Reid Matthews miał za sobą paskudne dzieciństwo. Za swoją głupotę zapłacił czterema latami odsiadki. W więzieniu zaczął marzyć o pracy w BAM, firmie Bentleya, Aidena i Maddoxa. Kiedy przyszedł prosić o posadę, Aiden dostrzegł w nim wyjątkowo uzdolnionego i zdeterminowanego człowieka. Postanowił dać mu szansę. Wkrótce okazało się, że w świecie komputerów dla Reida nie ma rzeczy zbyt trudnych czy niemożliwych. Udowodnił to, kiedy Bentley i Maddox stanęli w obliczu przerażających okoliczności. Z czasem stał się dla Bentleya, Maddoxa i Aidena kimś więcej niż pracownikiem. Zdobył prawdziwych przyjaciół.
Pewnego dnia w pracy spotkał Beccę, managerkę marketingu. Dotąd nie miał dziewczyny i uważał, że nigdy z żadną się nie zwiąże. Był zbyt nieporadny w tych sprawach. Ale Becca wywarła na nim wielkie wrażenie. Jej uroda, jedwabiste włosy, głęboki głos... Była delikatna i silna równocześnie. Reid, który wywalczył sobie szansę na nowe życie, stanął wobec kolejnego wyzwania.
Przeczuwał, że Becca jest jedyną kobietą, z którą może przeżyć miłość, tę jedyną i najważniejszą w życiu. Dostrzegał, że i ona jest nim zafascynowana i chce z nim być. Jednak jego kryminalna przeszłość wciąż była dla niego zagrożeniem. Cztery lata pokuty najwidoczniej były zbyt małym zadośćuczynieniem za błędy, które kiedyś popełnił. Reid chciał ponad wszystko udowodnić, że zasługuje na miłość. Tyle że tym razem, aby nie przegrać wszystkiego, musiał się zmierzyć z czymś trudniejszym niż najbardziej skomplikowany kod na świecie.

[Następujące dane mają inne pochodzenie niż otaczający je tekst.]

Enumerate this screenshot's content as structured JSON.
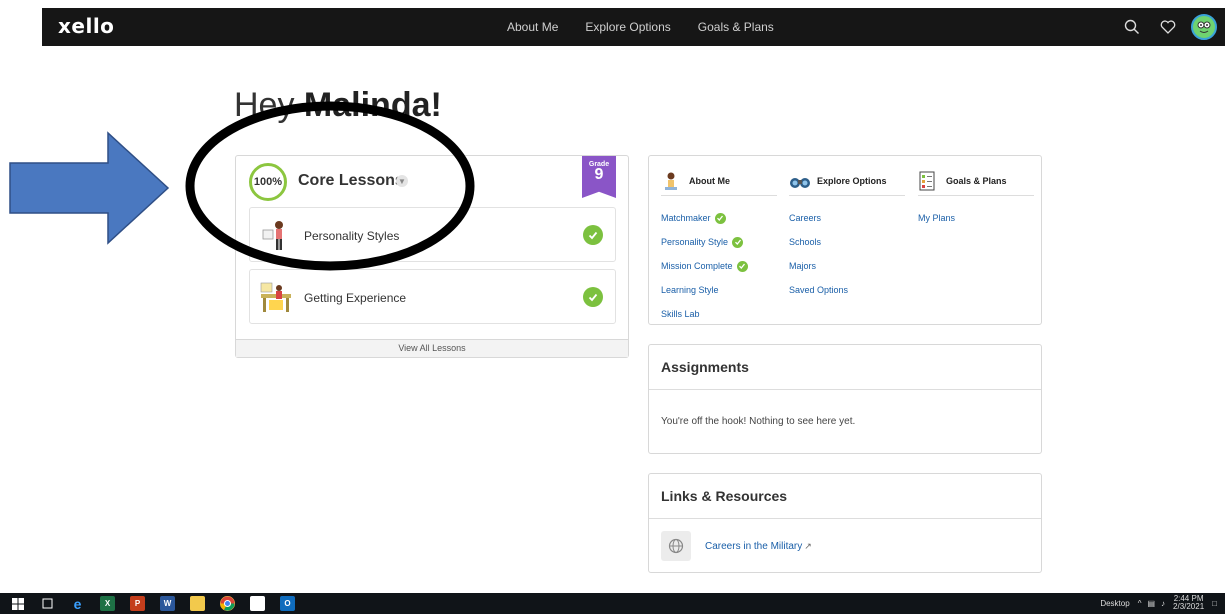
{
  "nav": {
    "logo": "xello",
    "links": [
      "About Me",
      "Explore Options",
      "Goals & Plans"
    ],
    "icons": [
      "search-icon",
      "heart-icon",
      "avatar"
    ]
  },
  "greeting": {
    "prefix": "Hey ",
    "name": "Malinda!"
  },
  "lessons": {
    "progress": "100%",
    "title": "Core Lessons",
    "grade_label": "Grade",
    "grade_number": "9",
    "items": [
      {
        "name": "Personality Styles",
        "completed": true
      },
      {
        "name": "Getting Experience",
        "completed": true
      }
    ],
    "view_all": "View All Lessons"
  },
  "sections": [
    {
      "title": "About Me",
      "icon": "student-icon",
      "links": [
        {
          "label": "Matchmaker",
          "done": true
        },
        {
          "label": "Personality Style",
          "done": true
        },
        {
          "label": "Mission Complete",
          "done": true
        },
        {
          "label": "Learning Style",
          "done": false
        },
        {
          "label": "Skills Lab",
          "done": false
        }
      ]
    },
    {
      "title": "Explore Options",
      "icon": "binoculars-icon",
      "links": [
        {
          "label": "Careers",
          "done": false
        },
        {
          "label": "Schools",
          "done": false
        },
        {
          "label": "Majors",
          "done": false
        },
        {
          "label": "Saved Options",
          "done": false
        }
      ]
    },
    {
      "title": "Goals & Plans",
      "icon": "checklist-icon",
      "links": [
        {
          "label": "My Plans",
          "done": false
        }
      ]
    }
  ],
  "assignments": {
    "title": "Assignments",
    "empty_text": "You're off the hook! Nothing to see here yet."
  },
  "resources": {
    "title": "Links & Resources",
    "items": [
      {
        "label": "Careers in the Military",
        "icon": "globe-icon",
        "external": true
      }
    ]
  },
  "taskbar": {
    "desktop_label": "Desktop",
    "time": "2:44 PM",
    "date": "2/3/2021"
  },
  "colors": {
    "nav_bg": "#161616",
    "accent_green": "#7cc13f",
    "grade_purple": "#8a55c7",
    "link_blue": "#1a5fa8",
    "arrow_blue": "#4a78c0"
  }
}
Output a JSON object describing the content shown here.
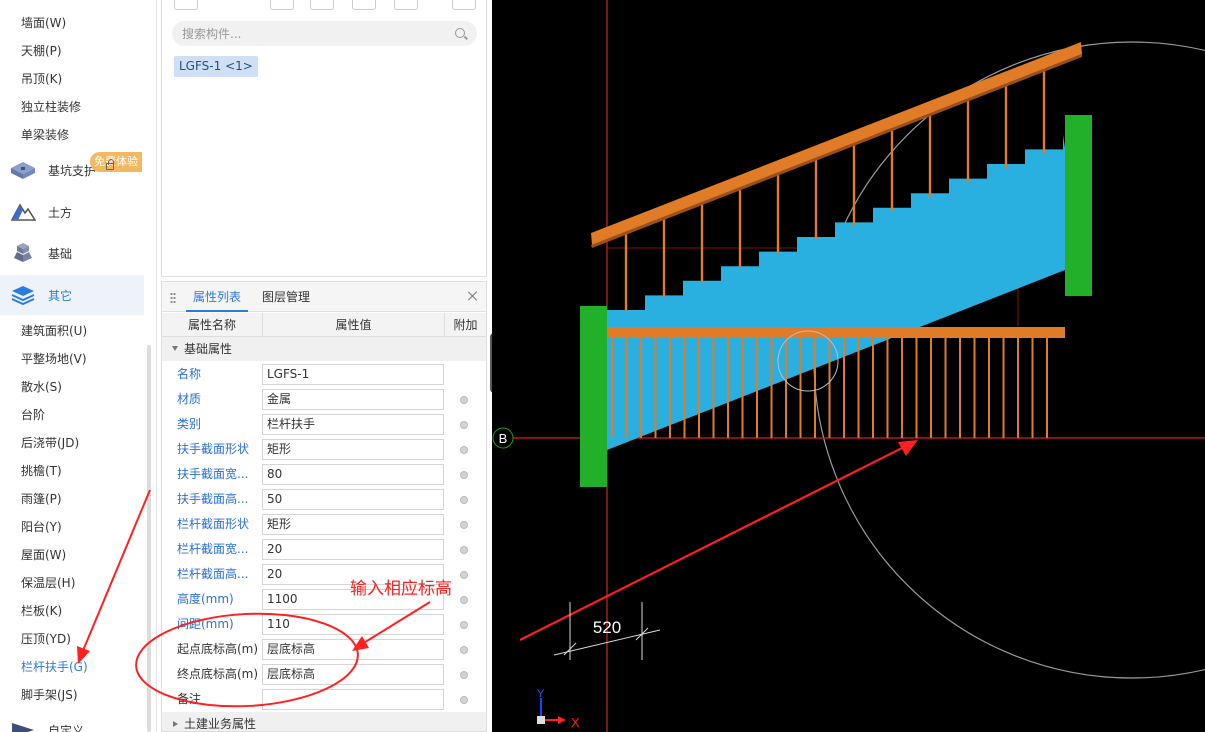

Jaki kod otworzy jej serce?
To moje pierwsze spotkanie z twórczością autorki, książka "Reid" jest czwartym tomem cyklu #prywatneimperium i chociaż nie czytałam trzech poprzednich powieści tej serii to i tak uważam, że bez problemu się tutaj odnalazłam, ale sugerowałabym zapoznać się z poprzednimi historiami - Bentleya, Maddoxa i Aidena. Styl i język jakim posługuje się autorka jest bardzo przyjemny w odbiorze, co sprawia, że książkę czyta się naprawdę dobrze i wręcz ekspresowo, ja wciągnęłam się w tą opowieść od pierwszych stron i nie odłożyłam książki póki nie poznałam zakończenia. Autorka miała ciekawy pomysł na fabułę i myślę, że dobrze ją poprowadziła, a bohaterowie jakich wykreowała są bardzo intrygujący, autentyczni i śmiało moglibyśmy się z nimi utożsamić w niektórych kwestiach. Historia została przedstawiona z perspektywy obojga bohaterów, co pozwoliło mi lepiej ich poznać, dowiedzieć się co czują, myślą, z czym się mierzą, a tym samym lepiej zrozumieć ich postępowanie oraz decyzję. W głównej mierze skupiamy się tutaj jednak na postaci tytułowego Reida, poznajemy jego przeszłość, która nie należała do łatwych i która odcisnęła piętno na jego obecnym życiu, przyczyniając się do sporych zmian w życiu bohatera. Bardzo podobało mi się to jak autorka zaprezentowała budująca się relację pomiędzy głównymi postaciami, wszystko było takie naturalne, ciepłe i oczywiście pełne każdego rodzaju emocji, które ja chłonęłam całą sobą podczas lektury. Autorka udowadnia, że każdy zasługuje na drugą szansę, a ludzi nie należy oceniać po pozorach, obserwujemy tutaj również ogromną siłę męskiej przyjaźni, która została fajnie przedstawiona. Naprawdę miło spędziłam czas z tą książką i kiedyś, w wolnej chwili sięgnę na pewno po wcześniejsze tomy tego cyklu. Moja ocena 8/10.